Мы должны были вылететь на одиночном вертолете, чтобы доставить груз фугасных реактивных снарядов из Плейку в один из лагерей спецназа милях в тридцати к югу. Снаряды, весом в 2500 фунтов, были теми же, которыми стреляли наши ганшипы. Мы часто размещали ящики с ними неподалеку от мест боев, чтобы не терять время на полеты туда-сюда.
Вертолет Ричера загрузили еще до запуска. Мы стояли на бетонной площадке рядом с металлической взлетной полосой, напротив сортира Индюшачьей Фермы. Машину так набили реактивными снарядами, что Ричеру со стрелком пришлось выбраться из "карманов" и на них едва хватило места. Я засомневался, что такой груз можно поднять в воздух, но Лиз заверил меня, что это дело верное.
Как и обычно в ходе своих уроков, Лиз отдал мне управление. Мне такое нравилось.
— Поехали, — приказал он.
Завизжал стартер, раздался знакомый вой турбины и лопасти слились в диск у нас над головой.
Когда все приборы показывали норму, я медленно поднял общий шаг, чтобы вывести "Хьюи" в висение. Без толку. Я дал полный газ, но "Хьюи", содрогаясь, стоял на месте. Мы поднимали настоящий ураган, но не сдвинулись ни на дюйм.
— Придется тебе взлетать по-самолетному, — сказал Лиз.
Если вертолет при таком перегрузе не может зависнуть, то можно облегчить шасси, подняв общий шаг и повести его вперед ручкой управления, так что он заскользит по земле на своих полозьях. И если машина будет скользить достаточно долго, то взлетит, как самолет, даже не имея возможности висеть.
Это не слишком грациозно. Я со скрежетом тащился по взлетной полосе, чтобы занять место для взлета. Шум полозьев, визжащих по стальному покрытию, отдавался во всем вертолете.
Я запросил взлет по радио и добрался до конца полосы. Толчки на стыках панелей раскачивали машину взад-вперед. Мы проехали футов сто в темпе медленного шага.
Надо было разогнаться настолько, чтобы винт начал вращаться в невозмущенном воздухе, а не в вихрях, поднятых им самим. Когда винт переходит в чистый воздух, то неожиданно дает резкий прирост в подъемной силе.
А потому я загремел по полосе, пытаясь разогнать зверюгу до нужной скорости. Казалось, что "Хьюи" сейчас развалится от этого грохота и тряски, но Лиз лишь уверенно улыбнулся с левого кресла:
— Никаких проблем.
Когда до конца осталась примерно треть полосы, перегруженный, измученный "Хьюи" все же набрал взлетную скорость и с трудом поднялся в воздух. Ричер, сидя сзади, следил за своей малышкой.
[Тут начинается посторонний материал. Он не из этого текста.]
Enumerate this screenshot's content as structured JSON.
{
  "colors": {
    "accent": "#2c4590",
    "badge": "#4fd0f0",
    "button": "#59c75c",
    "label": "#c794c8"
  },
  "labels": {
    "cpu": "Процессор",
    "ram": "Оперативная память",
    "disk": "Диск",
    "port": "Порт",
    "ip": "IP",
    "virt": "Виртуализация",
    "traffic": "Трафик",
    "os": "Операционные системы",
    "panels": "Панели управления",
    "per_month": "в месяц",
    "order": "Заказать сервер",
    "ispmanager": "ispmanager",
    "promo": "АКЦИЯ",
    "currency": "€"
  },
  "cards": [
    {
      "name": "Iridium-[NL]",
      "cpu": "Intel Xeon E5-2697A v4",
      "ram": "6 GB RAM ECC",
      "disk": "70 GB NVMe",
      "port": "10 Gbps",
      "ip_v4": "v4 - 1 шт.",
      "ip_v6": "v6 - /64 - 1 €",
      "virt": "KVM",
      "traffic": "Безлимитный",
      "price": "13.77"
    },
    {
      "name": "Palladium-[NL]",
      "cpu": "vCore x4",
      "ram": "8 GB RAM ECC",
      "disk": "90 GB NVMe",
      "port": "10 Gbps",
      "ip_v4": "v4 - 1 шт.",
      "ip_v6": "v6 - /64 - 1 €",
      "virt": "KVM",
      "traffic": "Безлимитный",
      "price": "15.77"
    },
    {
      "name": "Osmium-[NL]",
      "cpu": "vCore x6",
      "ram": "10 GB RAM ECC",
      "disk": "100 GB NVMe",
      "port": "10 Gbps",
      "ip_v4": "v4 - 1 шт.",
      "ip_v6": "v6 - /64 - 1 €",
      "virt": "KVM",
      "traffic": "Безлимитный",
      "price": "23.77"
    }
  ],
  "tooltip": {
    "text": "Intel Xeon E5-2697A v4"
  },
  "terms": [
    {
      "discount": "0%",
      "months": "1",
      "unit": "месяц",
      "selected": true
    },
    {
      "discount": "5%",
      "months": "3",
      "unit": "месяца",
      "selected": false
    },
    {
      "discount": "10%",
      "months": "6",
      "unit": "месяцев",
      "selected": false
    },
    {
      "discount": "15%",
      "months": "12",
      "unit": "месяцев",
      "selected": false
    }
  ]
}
Мы хотели подняться на 3000 футов, но в ходе тридцатимильного полета я ни разу не набрал больше половины этой высоты. В ходе этого ковыляния до меня дошло, что с таким весом посадка на авторотации получится куда грубее, чем хотелось бы, если везешь больше тонны бризантной взрывчатки.
Единственный фактор, который по ходу дела действительно улучшался — мы жгли массу топлива. Когда в месте нашего назначения придется садиться с пробегом, машина станет легче.
В лагере, куда мы летели, командир доверил подбор площадки сержанту, специально обученному всяким авиационным вопросам. Однако, сержанта на месте не оказалось и его задачу препоручили помощнику, который своего дела не знал, хотя и казалось, что знает.
Мы проделали долгий, очень плавный заход на лагерь.
Я увидел помощника. Он поднял руки вверх, указывая на травяную полосу у ближнего край лагеря. Похоже, что точка, которую он обозначал, была как раз снаружи заграждения из концертины, шедшего по периметру и близ деревьев. Места для посадки там хватало, а потому я не засомневался в его инструкциях.
По мере того, как мы приближались и летели все ниже и медленнее, я добавлял мощности. Нам понадобится все, что есть, только лишь чтобы создать воздушную подушку.
Я пересек небольшую стену деревьев, окаймлявшую лагерь и сбросил скорость. От травы за заграждением меня отделяли шесть футов, и тут в шлемофонах раздался панический голос:
— Не садитесь здесь! — закричали мне. — Это минное поле!
— Минное поле! — такая новость даже на Лиза произвела впечатление.